Materials And Methods: We identified robot-assisted radical prostatectomies for clinically localized (cT1-2N0M0) prostate cancer diagnosed between 2010 and 2014 in the National Cancer Database. We categorized annual average hospital robot-assisted radical prostatectomy volume into very low, low, medium, high and very high by most closely sorting the final included patients into 5 equal-sized groups (quintiles). Outcomes included 30-day mortality, 90-day mortality, conversion (to open), prolonged length of stay (more than 2 days), 30-day (unplanned) readmission, positive surgical margin and lymph node dissection rates.

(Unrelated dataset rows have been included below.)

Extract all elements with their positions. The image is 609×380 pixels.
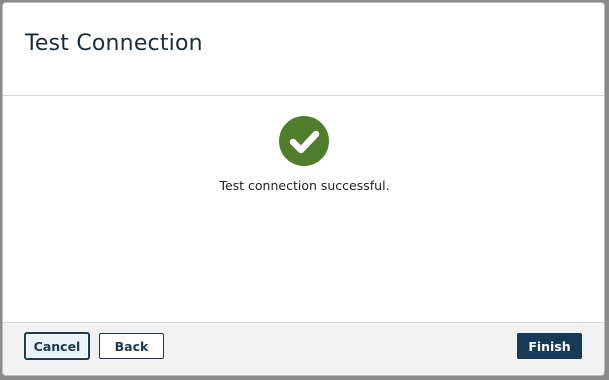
check-circle-icon [279, 116, 329, 166]
cancel-button[interactable]: Cancel [25, 333, 89, 359]
dialog-header: Test Connection [3, 3, 604, 96]
test-connection-dialog: Test Connection Test connection successf… [2, 2, 605, 376]
back-button[interactable]: Back [99, 333, 164, 359]
dialog-body: Test connection successful. [3, 96, 604, 324]
dialog-title: Test Connection [25, 31, 203, 56]
finish-button[interactable]: Finish [517, 333, 582, 359]
dialog-footer: Cancel Back Finish [3, 322, 604, 375]
status-message: Test connection successful. [219, 178, 390, 193]
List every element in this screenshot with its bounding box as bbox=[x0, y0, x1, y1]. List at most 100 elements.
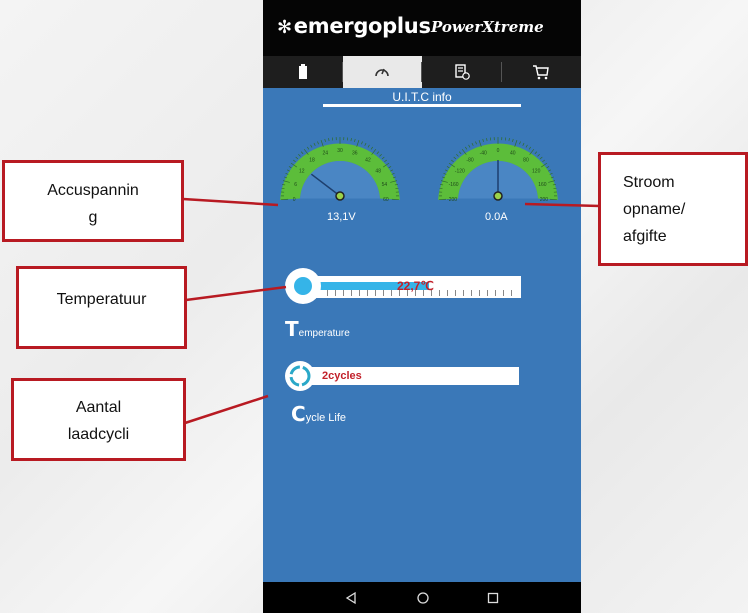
voltage-gauge-tick bbox=[376, 151, 380, 155]
cycle-label-rest: ycle Life bbox=[305, 412, 347, 424]
home-circle-icon bbox=[417, 592, 429, 604]
tab-shop[interactable] bbox=[502, 56, 582, 88]
section-underline bbox=[323, 104, 521, 107]
current-gauge-tick-label: -40 bbox=[480, 150, 487, 156]
back-button[interactable] bbox=[341, 588, 361, 608]
tab-info[interactable] bbox=[342, 56, 422, 88]
current-gauge-tick bbox=[456, 153, 459, 157]
current-gauge: -200-160-120-80-40 0 4080120160200 bbox=[438, 137, 558, 203]
temperature-label-rest: emperature bbox=[298, 328, 350, 339]
current-gauge-tick bbox=[458, 151, 462, 155]
voltage-gauge-tick-label: 12 bbox=[299, 168, 305, 174]
section-title: U.I.T.C info bbox=[392, 90, 452, 104]
current-gauge-tick bbox=[468, 144, 471, 148]
document-info-icon bbox=[455, 64, 470, 80]
voltage-gauge-tick bbox=[306, 146, 310, 150]
current-gauge-tick bbox=[446, 166, 450, 169]
callout-cycles: Aantal laadcycli bbox=[11, 378, 186, 461]
voltage-gauge-tick bbox=[320, 140, 324, 147]
current-gauge-tick bbox=[453, 156, 457, 160]
current-gauge-tick bbox=[514, 140, 518, 147]
temperature-value: 22,7℃ bbox=[397, 279, 434, 293]
brand-logo: ✻emergoplus bbox=[277, 14, 431, 38]
current-gauge-tick bbox=[512, 138, 514, 142]
voltage-gauge-tick bbox=[300, 151, 304, 155]
current-gauge-tick bbox=[464, 146, 468, 150]
voltage-gauge-tick bbox=[361, 141, 363, 145]
callout-cycles-line2: laadcycli bbox=[67, 426, 130, 443]
cart-icon bbox=[533, 65, 550, 80]
voltage-gauge-tick bbox=[288, 166, 292, 169]
voltage-gauge-tick bbox=[390, 169, 394, 172]
voltage-gauge-tick-label: 36 bbox=[352, 150, 358, 156]
voltage-gauge-tick bbox=[384, 159, 387, 163]
tab-bar bbox=[263, 56, 581, 88]
current-gauge-tick bbox=[461, 148, 467, 155]
voltage-gauge-tick bbox=[328, 138, 330, 142]
voltage-gauge: 0 6 12 18 24 30 36 42 48 54 60 bbox=[280, 137, 400, 203]
battery-icon bbox=[298, 64, 307, 79]
voltage-gauge-tick bbox=[381, 156, 385, 160]
current-gauge-tick bbox=[478, 140, 482, 147]
current-gauge-tick-label: -200 bbox=[447, 197, 457, 203]
voltage-gauge-tick bbox=[298, 153, 301, 157]
tab-battery[interactable] bbox=[263, 56, 343, 88]
voltage-gauge-tick bbox=[293, 159, 296, 163]
current-gauge-tick bbox=[519, 141, 521, 145]
current-gauge-tick bbox=[548, 169, 552, 172]
callout-current-line1: Stroom bbox=[623, 174, 675, 191]
voltage-gauge-tick bbox=[371, 148, 377, 155]
voltage-gauge-tick bbox=[379, 153, 382, 157]
voltage-gauge-tick bbox=[367, 144, 370, 148]
tab-documents[interactable] bbox=[422, 56, 502, 88]
current-gauge-tick-label: -80 bbox=[466, 157, 473, 163]
voltage-gauge-tick bbox=[295, 156, 299, 160]
home-button[interactable] bbox=[413, 588, 433, 608]
current-gauge-tick bbox=[528, 146, 532, 150]
temperature-label-initial: T bbox=[285, 317, 299, 341]
voltage-gauge-tick bbox=[317, 141, 319, 145]
voltage-gauge-tick-label: 0 bbox=[293, 197, 296, 203]
current-gauge-tick bbox=[529, 148, 535, 155]
current-gauge-tick bbox=[534, 151, 538, 155]
current-gauge-hub bbox=[493, 191, 503, 201]
temperature-label: Temperature bbox=[285, 317, 350, 341]
current-gauge-tick-label: 0 bbox=[497, 148, 500, 154]
voltage-gauge-tick bbox=[286, 169, 290, 172]
recents-button[interactable] bbox=[483, 588, 503, 608]
current-gauge-tick bbox=[451, 159, 454, 163]
voltage-gauge-tick-label: 60 bbox=[383, 197, 389, 203]
voltage-gauge-tick bbox=[354, 138, 356, 142]
current-gauge-tick-label: 40 bbox=[510, 150, 516, 156]
current-gauge-tick-label: 120 bbox=[532, 168, 541, 174]
voltage-gauge-hub bbox=[335, 191, 345, 201]
voltage-gauge-tick-label: 30 bbox=[337, 148, 343, 154]
callout-voltage-line1: Accuspannin bbox=[47, 182, 139, 199]
voltage-gauge-tick bbox=[310, 144, 313, 148]
cycle-label: Cycle Life bbox=[291, 402, 346, 426]
callout-cycles-line1: Aantal bbox=[75, 399, 122, 416]
brand-star-icon: ✻ bbox=[277, 17, 292, 38]
cycle-label-initial: C bbox=[291, 402, 306, 426]
voltage-gauge-tick-label: 54 bbox=[382, 182, 388, 188]
current-gauge-tick bbox=[444, 169, 448, 172]
voltage-gauge-tick bbox=[356, 140, 360, 147]
current-gauge-tick-label: 80 bbox=[523, 157, 529, 163]
current-gauge-tick bbox=[522, 142, 525, 146]
brand-name: emergoplus bbox=[293, 14, 431, 38]
current-gauge-tick bbox=[542, 159, 545, 163]
voltage-gauge-tick bbox=[313, 142, 316, 146]
current-gauge-tick bbox=[475, 141, 477, 145]
callout-voltage-line2: g bbox=[88, 209, 98, 226]
voltage-gauge-tick-label: 18 bbox=[309, 157, 315, 163]
current-gauge-tick bbox=[482, 138, 484, 142]
voltage-gauge-tick bbox=[364, 142, 367, 146]
voltage-gauge-tick-label: 24 bbox=[322, 150, 328, 156]
current-gauge-tick bbox=[486, 138, 488, 142]
current-gauge-tick-label: -160 bbox=[449, 182, 459, 188]
recents-square-icon bbox=[487, 592, 499, 604]
callout-current-line3: afgifte bbox=[623, 228, 667, 245]
voltage-gauge-tick-label: 48 bbox=[375, 168, 381, 174]
back-triangle-icon bbox=[345, 591, 356, 605]
callout-voltage: Accuspannin g bbox=[2, 160, 184, 242]
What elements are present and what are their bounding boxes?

Results: A total of 114,957 patients were included in the study, and hospital volume was categorized into very low (3 to 45 cases per year), low (46 to 72), medium (73 to 113), high (114 to 218) and very high (219 or more). Overall 30-day mortality (0.12%), 90-day mortality (0.16%) and conversion rates (0.65%) were low. Multivariable logistic regressions showed that compared with the very low volume group, higher hospital volume was associated with lower odds of conversion to open surgery (OR 0.23, p <0.001 for very high), prolonged length of stay (OR 0.25, p <0.001 for very high), 30-day readmission (OR 0.53, p <0.001 for very high) and positive surgical margins (OR 0.61, p <0.001 for very high). Higher hospital volume was also associated with higher odds of lymph node dissection in the intermediate/high risk cohort (OR 3.23, p <0.001 for very high).

Conclusions: Patients undergoing robot-assisted radical prostatectomy at higher volume hospitals are likely to have improved perioperative and superior oncologic outcomes compared to lower volume hospitals.